CRASH COURSE · AI-NATIVE · intermediate · 11 min read · V1

vLLM — the inference engine that stopped wasting your GPU.

workload-runtime ai-native vllm inference gpu

TL;DR — vLLM is a high-throughput LLM inference engine. Two ideas make it fast: PagedAttention (treat the KV cache like paged virtual memory, killing fragmentation) and continuous batching (slot new requests into the running batch instead of waiting). Together they deliver up to ~24× the throughput of naive serving. Run it as a Python library or as a drop-in OpenAI-compatible server.

What it is

vLLM is an open-source library and server for fast LLM inference and serving. It loads a model (Hugging Face weights, many architectures) and serves completions at high throughput, exposing an OpenAI-compatible API so existing clients just point at it. Its re-architected V1 engine is the current core. In the AI Native landscape it's in AI Native Infra › Workload Runtime — and it's the engine inside many higher-level serving stacks.

Why it exists

Naive LLM serving leaves GPUs badly underused. The KV cache (per-request attention memory) is allocated in big contiguous chunks, so memory fragments and you can't fit many concurrent requests; and static batching makes finished requests wait for the slowest in the batch. vLLM attacks both — at the memory layer and the scheduler layer — so the same GPU serves far more traffic.

PagedAttention

The KV cache is split into small fixed-size blocks (pages) allocated on demand, like OS virtual memory — instead of one contiguous block per sequence. No pre-reserving for max length, almost no fragmentation, and blocks can even be shared across requests (prefix caching). The result: bigger batches in the same GPU memory.

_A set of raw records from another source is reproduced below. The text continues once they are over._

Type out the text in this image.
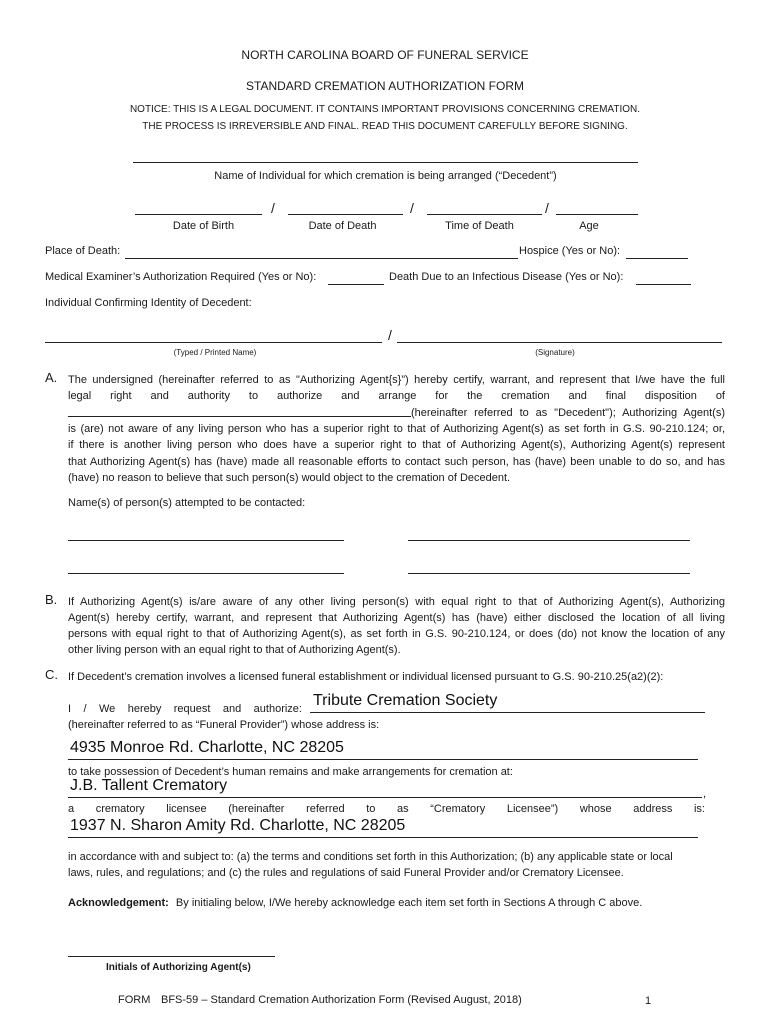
NORTH CAROLINA BOARD OF FUNERAL SERVICE
STANDARD CREMATION AUTHORIZATION FORM
NOTICE: THIS IS A LEGAL DOCUMENT. IT CONTAINS IMPORTANT PROVISIONS CONCERNING CREMATION.
THE PROCESS IS IRREVERSIBLE AND FINAL. READ THIS DOCUMENT CAREFULLY BEFORE SIGNING.
Name of Individual for which cremation is being arranged (“Decedent”)
/	/	/
Date of Birth	Date of Death	Time of Death	Age
Place of Death:	Hospice (Yes or No):
Medical Examiner’s Authorization Required (Yes or No):	Death Due to an Infectious Disease (Yes or No):
Individual Confirming Identity of Decedent:
/
(Typed / Printed Name)	(Signature)
A. The undersigned (hereinafter referred to as "Authorizing Agent{s}”) hereby certify, warrant, and represent that I/we have the full
legal right and authority to authorize and arrange for the cremation and final disposition of
(hereinafter referred to as "Decedent"); Authorizing Agent(s)
is (are) not aware of any living person who has a superior right to that of Authorizing Agent(s) as set forth in G.S. 90-210.124; or,
if there is another living person who does have a superior right to that of Authorizing Agent(s), Authorizing Agent(s) represent
that Authorizing Agent(s) has (have) made all reasonable efforts to contact such person, has (have) been unable to do so, and has
(have) no reason to believe that such person(s) would object to the cremation of Decedent.
Name(s) of person(s) attempted to be contacted:
B. If Authorizing Agent(s) is/are aware of any other living person(s) with equal right to that of Authorizing Agent(s), Authorizing
Agent(s) hereby certify, warrant, and represent that Authorizing Agent(s) has (have) either disclosed the location of all living
persons with equal right to that of Authorizing Agent(s), as set forth in G.S. 90-210.124, or does (do) not know the location of any
other living person with an equal right to that of Authorizing Agent(s).
C. If Decedent’s cremation involves a licensed funeral establishment or individual licensed pursuant to G.S. 90-210.25(a2)(2):
I / We hereby request and authorize: Tribute Cremation Society
(hereinafter referred to as “Funeral Provider”) whose address is:
4935 Monroe Rd. Charlotte, NC 28205
to take possession of Decedent’s human remains and make arrangements for cremation at:
J.B. Tallent Crematory	,
a crematory licensee (hereinafter referred to as “Crematory Licensee”) whose address is:
1937 N. Sharon Amity Rd. Charlotte, NC 28205
in accordance with and subject to: (a) the terms and conditions set forth in this Authorization; (b) any applicable state or local
laws, rules, and regulations; and (c) the rules and regulations of said Funeral Provider and/or Crematory Licensee.
Acknowledgement: By initialing below, I/We hereby acknowledge each item set forth in Sections A through C above.
Initials of Authorizing Agent(s)
FORM BFS-59 – Standard Cremation Authorization Form (Revised August, 2018)	1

contiguous KV — reserve for max length, most wasted usedreserved / wasted PagedAttention — small pages, allocated as needed → more sequences fit, bigger batches

Fig 1 — Paging the KV cache removes the reserved-but-unused waste.

Continuous batching

Rather than fixing a batch and waiting for every sequence to finish, vLLM's scheduler runs a rolling batch: the moment one request completes a token-generation slot, a waiting request takes its place. The GPU stays saturated, p50 latency drops, and bursty production traffic is absorbed smoothly — reportedly up to ~23× throughput vs static batching.

More that's in the box

  • OpenAI-compatible server/v1/chat/completions & /v1/completions, streaming.
  • Tensor / pipeline parallelism — shard big models across multiple GPUs.
  • Quantization — FP8/INT8/AWQ/GPTQ to fit more in memory.
  • Prefix caching & chunked prefill — reuse shared prompt prefixes; interleave prefill with decode for steadier latency.
  • Speculative decoding & LoRA — faster decode; serve many adapters on one base model.

Quick start

Install, serve a model with one command, then call it like OpenAI:

pip install vllm
vllm serve meta-llama/Llama-3.1-8B-Instruct      # OpenAI server on :8000

curl http://localhost:8000/v1/chat/completions \
  -H "Content-Type: application/json" \
  -d '{"model":"meta-llama/Llama-3.1-8B-Instruct","messages":[{"role":"user","content":"hi"}]}'

Any OpenAI client works by setting base_url to the vLLM server. For multi-GPU, add --tensor-parallel-size N.

When to use, when to skip

Use it when you self-host LLMs and care about throughput and GPU cost — high-concurrency inference, batch generation, or as the engine behind a serving platform. It's the default high-performance choice for production OSS inference.

Skip it for casual local use on a laptop — Ollama is friendlier. For full cluster lifecycle (autoscaling, canary, multi-model) put vLLM under KServe rather than running it bare. SGLang and TGI are close alternatives worth benchmarking for your workload.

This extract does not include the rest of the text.